Und zweitens: Nur noch bis zum 22. September dauert es, und wir dürfen wieder zu den Urnen traben und unsere Kreuzchen machen. Das Ergebnis dieses Prozesses für die nächsten vier Jahre sollte in einer Demokratie so aussehen, dass auf der politischen Ebene dann das passiert, was die bei der Wahl obsiegende Mehrheit gewollt hat. Denken Sie, dass die heutige Politik im Großen und Ganzen das widerspiegelt, was dem am 27. September 2009 zustande gekommenen Mehrheitswillen entspricht?
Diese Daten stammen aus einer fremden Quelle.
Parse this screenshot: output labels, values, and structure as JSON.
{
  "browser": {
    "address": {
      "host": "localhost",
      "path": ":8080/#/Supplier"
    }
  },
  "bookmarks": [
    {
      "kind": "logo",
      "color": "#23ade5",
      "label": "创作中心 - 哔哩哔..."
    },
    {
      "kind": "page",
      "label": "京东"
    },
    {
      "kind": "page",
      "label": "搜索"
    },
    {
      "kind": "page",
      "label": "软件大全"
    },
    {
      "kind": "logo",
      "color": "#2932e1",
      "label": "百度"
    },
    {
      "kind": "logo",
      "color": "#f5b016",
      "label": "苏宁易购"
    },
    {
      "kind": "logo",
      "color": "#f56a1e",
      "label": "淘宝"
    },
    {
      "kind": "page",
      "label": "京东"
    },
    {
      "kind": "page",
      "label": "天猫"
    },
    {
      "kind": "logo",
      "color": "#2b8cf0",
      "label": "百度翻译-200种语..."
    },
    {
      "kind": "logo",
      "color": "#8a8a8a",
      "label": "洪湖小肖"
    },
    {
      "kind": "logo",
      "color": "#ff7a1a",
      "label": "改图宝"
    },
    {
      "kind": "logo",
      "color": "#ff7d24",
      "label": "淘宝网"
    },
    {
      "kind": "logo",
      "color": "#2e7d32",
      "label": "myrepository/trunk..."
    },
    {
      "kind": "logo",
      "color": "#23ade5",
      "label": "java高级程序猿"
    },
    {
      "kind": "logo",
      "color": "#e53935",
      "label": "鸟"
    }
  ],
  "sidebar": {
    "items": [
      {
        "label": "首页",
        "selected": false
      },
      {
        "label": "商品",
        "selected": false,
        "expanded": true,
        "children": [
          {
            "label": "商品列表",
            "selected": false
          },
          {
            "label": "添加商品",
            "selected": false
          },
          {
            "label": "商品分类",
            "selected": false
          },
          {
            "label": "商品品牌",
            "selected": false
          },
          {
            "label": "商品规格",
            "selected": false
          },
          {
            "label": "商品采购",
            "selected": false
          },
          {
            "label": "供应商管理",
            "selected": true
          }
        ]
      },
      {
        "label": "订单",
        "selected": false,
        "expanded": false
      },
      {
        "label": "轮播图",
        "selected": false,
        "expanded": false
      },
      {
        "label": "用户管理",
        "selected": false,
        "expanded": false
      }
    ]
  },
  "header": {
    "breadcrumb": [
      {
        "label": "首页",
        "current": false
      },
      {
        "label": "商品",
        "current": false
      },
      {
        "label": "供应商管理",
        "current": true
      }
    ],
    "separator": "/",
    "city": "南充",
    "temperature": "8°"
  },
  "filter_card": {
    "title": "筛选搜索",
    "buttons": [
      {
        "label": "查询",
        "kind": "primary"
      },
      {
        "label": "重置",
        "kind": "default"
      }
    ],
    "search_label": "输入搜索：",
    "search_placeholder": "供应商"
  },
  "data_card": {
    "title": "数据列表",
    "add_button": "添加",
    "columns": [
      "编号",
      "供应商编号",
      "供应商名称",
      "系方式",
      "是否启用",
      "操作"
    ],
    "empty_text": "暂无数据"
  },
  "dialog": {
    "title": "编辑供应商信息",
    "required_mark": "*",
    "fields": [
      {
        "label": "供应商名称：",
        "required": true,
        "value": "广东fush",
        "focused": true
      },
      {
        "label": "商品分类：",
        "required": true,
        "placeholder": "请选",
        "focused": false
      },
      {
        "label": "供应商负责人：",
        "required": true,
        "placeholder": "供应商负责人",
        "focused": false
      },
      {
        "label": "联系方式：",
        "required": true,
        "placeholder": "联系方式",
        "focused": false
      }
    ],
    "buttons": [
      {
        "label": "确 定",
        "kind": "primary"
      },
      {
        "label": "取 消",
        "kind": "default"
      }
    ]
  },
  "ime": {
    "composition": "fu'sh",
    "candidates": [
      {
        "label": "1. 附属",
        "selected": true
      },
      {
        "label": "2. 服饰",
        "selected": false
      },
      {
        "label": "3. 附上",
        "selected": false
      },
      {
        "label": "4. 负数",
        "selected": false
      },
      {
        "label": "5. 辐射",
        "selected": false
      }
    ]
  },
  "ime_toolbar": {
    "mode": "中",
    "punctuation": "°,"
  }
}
Europas Wirtschaft: Im Sinkflug
Während die seit Jahren praktizierte „Rettungs“-Orgie mit all den undurchsichtigen Namen und dem für den Außenstehenden undurchsichtigen Kompetenzen und Zuständigkeiten sowohl bei Bürgern als auch beim Großteil der Parlamentarier zu einer gewissen Duldungsstarre geführt hat, lösten diese Maßnahmen bei Anlegern insbesondere am Aktienmarkt eine regelrechte Euphorie aus. Warum?
Weil Stabilität und Wachstum auf den immer schneller aufeinander folgenden Gipfelveranstaltungen zwar beständig beschworen und beschlossen wurden, sich aber einfach nicht einstellen wollten. Und das bedeutet:
Noch und noch und noch mehr frisches Geld. Ein paar kleine Haken hat das Ganze allerdings: Die EZB, deren Rhetorik ja mit „Bazooka“ und „dicker Berta“ schon seit geraumer Zeit in ihrer Wortwahl immer martialischer wurde, dürfte selbst nur zu gut wissen, dass sie hier schon lange nichts mehr steuert geschweige denn die Währung „hütet“, sondern dass sie von den Euro-Rettern am Nasenring durch die Frankfurter City gezerrt wird.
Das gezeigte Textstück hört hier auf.